Open a terminal, load a sentence transformer, and embed the word “dog.” What returns is a vector — say, 4,096 floating-point numbers arrayed along axes no human named. Nearby cluster bark, retriever, loyalty, mammal, each pulled close by billions of training examples. Cosine similarity between “dog” and “wolf” exceeds that between “dog” and “carburetor” by a wide margin, and multimodal models now bind image patches, audio waveforms, and text tokens into a shared latent space so that a photograph of a golden retriever and the English word “dog” land near the same coordinates. Real geometry, this — not metaphor, not loose analogy, but measurable structure in high-dimensional space.

Engineers call it representation learning. The model has learned something about dogs. But what, exactly?

That question requires saying something precise about what it means to know a concrete, unified reality — a thing — rather than a heap of correlated features. Try to say something precise, and you discover that the Western philosophical tradition offers a richer account of the act of understanding than most AI research has bothered to consult. The account I find most penetrating belongs to Bernard Lonergan, a twentieth-century philosopher whose masterwork Insight has been gathering dust in exactly the departments that could use it most.1 Exegesis, though, is not the goal. The goal is to think carefully — with Lonergan’s help, and then past him — about what embedding spaces achieve and where they stop.

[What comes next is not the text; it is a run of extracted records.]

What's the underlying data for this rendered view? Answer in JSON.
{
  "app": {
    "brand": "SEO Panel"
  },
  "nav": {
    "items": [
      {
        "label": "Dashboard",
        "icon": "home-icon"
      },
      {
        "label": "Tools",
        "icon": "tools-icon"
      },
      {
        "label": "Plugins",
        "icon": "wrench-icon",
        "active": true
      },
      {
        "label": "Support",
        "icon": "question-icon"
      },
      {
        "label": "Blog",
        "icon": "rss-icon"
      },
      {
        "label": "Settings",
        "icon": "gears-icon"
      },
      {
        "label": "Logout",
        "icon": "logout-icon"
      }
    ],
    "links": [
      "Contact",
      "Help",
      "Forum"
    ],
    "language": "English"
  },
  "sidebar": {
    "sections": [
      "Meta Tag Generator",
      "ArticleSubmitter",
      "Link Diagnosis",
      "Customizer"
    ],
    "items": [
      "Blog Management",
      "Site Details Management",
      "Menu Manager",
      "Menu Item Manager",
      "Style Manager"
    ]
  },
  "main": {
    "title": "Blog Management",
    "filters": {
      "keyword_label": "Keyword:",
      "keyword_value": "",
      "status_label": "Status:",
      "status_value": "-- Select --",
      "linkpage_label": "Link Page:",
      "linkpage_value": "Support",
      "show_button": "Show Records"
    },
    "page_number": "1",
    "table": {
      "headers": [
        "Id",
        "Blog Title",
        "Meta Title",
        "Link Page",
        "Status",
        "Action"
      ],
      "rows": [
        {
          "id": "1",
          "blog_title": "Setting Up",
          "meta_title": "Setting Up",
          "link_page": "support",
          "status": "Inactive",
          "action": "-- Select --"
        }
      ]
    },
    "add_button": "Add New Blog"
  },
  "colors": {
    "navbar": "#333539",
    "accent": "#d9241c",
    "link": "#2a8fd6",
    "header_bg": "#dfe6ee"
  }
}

What Makes a Thing a Thing

Start with the dog. Not the vector. The animal.

A cascade of sense data arrives when you look at a dog — color, shape, sound, warmth, motion. None of this is yet a known thing. Intelligence makes it one by grasping a unity across the data: these properties (fur texture, skeletal structure, behavioral repertoire, metabolic processes) cohere as concrete expressions of a single intelligible form. What a dog is, then, is the reason its properties belong together — not their sum, but the intelligible ground of their coherence.

Call this unity-identity-whole. One: a single intelligible ground rather than an arbitrary collection. Same: the dog that barks is the dog that sleeps, its diverse acts flowing from a single organizing center. Complete: its properties form a closed, mutually conditioning set open to verification.

Abstract as that sounds, you feel the difference the moment you reach for a concrete case. A pile of bricks has spatial togetherness, nothing more; knowing it requires only counting. A house earns the name thing because its components are ordered by an intelligible plan that makes each element’s presence relevant to the whole. Between tallying what is there and grasping why the parts cohere lies a cognitive act of a different kind entirely.

Two further distinctions:

First, the difference between a thing and a body. Ordinary consciousness takes things to be the solid objects “already out there now real” — the dog as a lump of matter occupying space. Biological perception delivers that picture, not intelligence. Consider the physicist’s electron: a unity of charge, mass, and spin verified under quantum electrodynamics, possessing no shape, no color, no spatial boundary in the ordinary sense. What earns it the status of a thing is not that you can bump into it but that you can understand why its properties cohere under verified laws. Thingness, in short, is an achievement of intelligence, not a deliverance of the senses.

Second, the difference between descriptive and explanatory knowledge of a thing’s properties. “Red,” “loud,” “hot to the touch” — these define properties relative to us. Wavelength, frequency, mean kinetic energy — these define properties relative to one another through verified correlations. Only explanatory knowledge constitutes the grasp of why a thing’s properties form a unified whole; description can gesture toward a thing but never arrive.

Hold all of that. Now back to the vectors.

The Geometry of Statistical Co-Occurrence

By projecting tokens into a high-dimensional vector space — typically 1,024 to 12,288 dimensions depending on architecture — a modern large language model turns language into geometry. Training objectives (next-token prediction, masked reconstruction) force vectors to arrange themselves so that tokens appearing in similar contexts land geometrically close, each token’s coordinates learned across billions of examples.

Semantic relationships, in the resulting space, manifest as spatial ones. Subtract “man” from “king,” add “woman,” and you arrive near “queen” — the famous Word2Vec demonstration, now a quaint precursor. Modern transformers learn far richer structure. Around “dog” extends a high-dimensional manifold of relations: taxonomic (mammal, canine, animal), functional (pet, companion, guard), behavioral (barks, fetches, wags), and countless subtler associations the training corpus has pressed into the geometry.

Multimodal models push further still. Systems like GPT-4o+ and Gemini map image regions, audio segments, and text tokens into a shared latent space where a photograph of a golden retriever, the English phrase “golden retriever,” the sound of a bark, and the Spanish word “perro” all converge. Disparate sensory channels — pixel arrays, waveform amplitudes, token indices — bound into a common representation. Cross-modal binding, engineers call it, and the achievement is genuine.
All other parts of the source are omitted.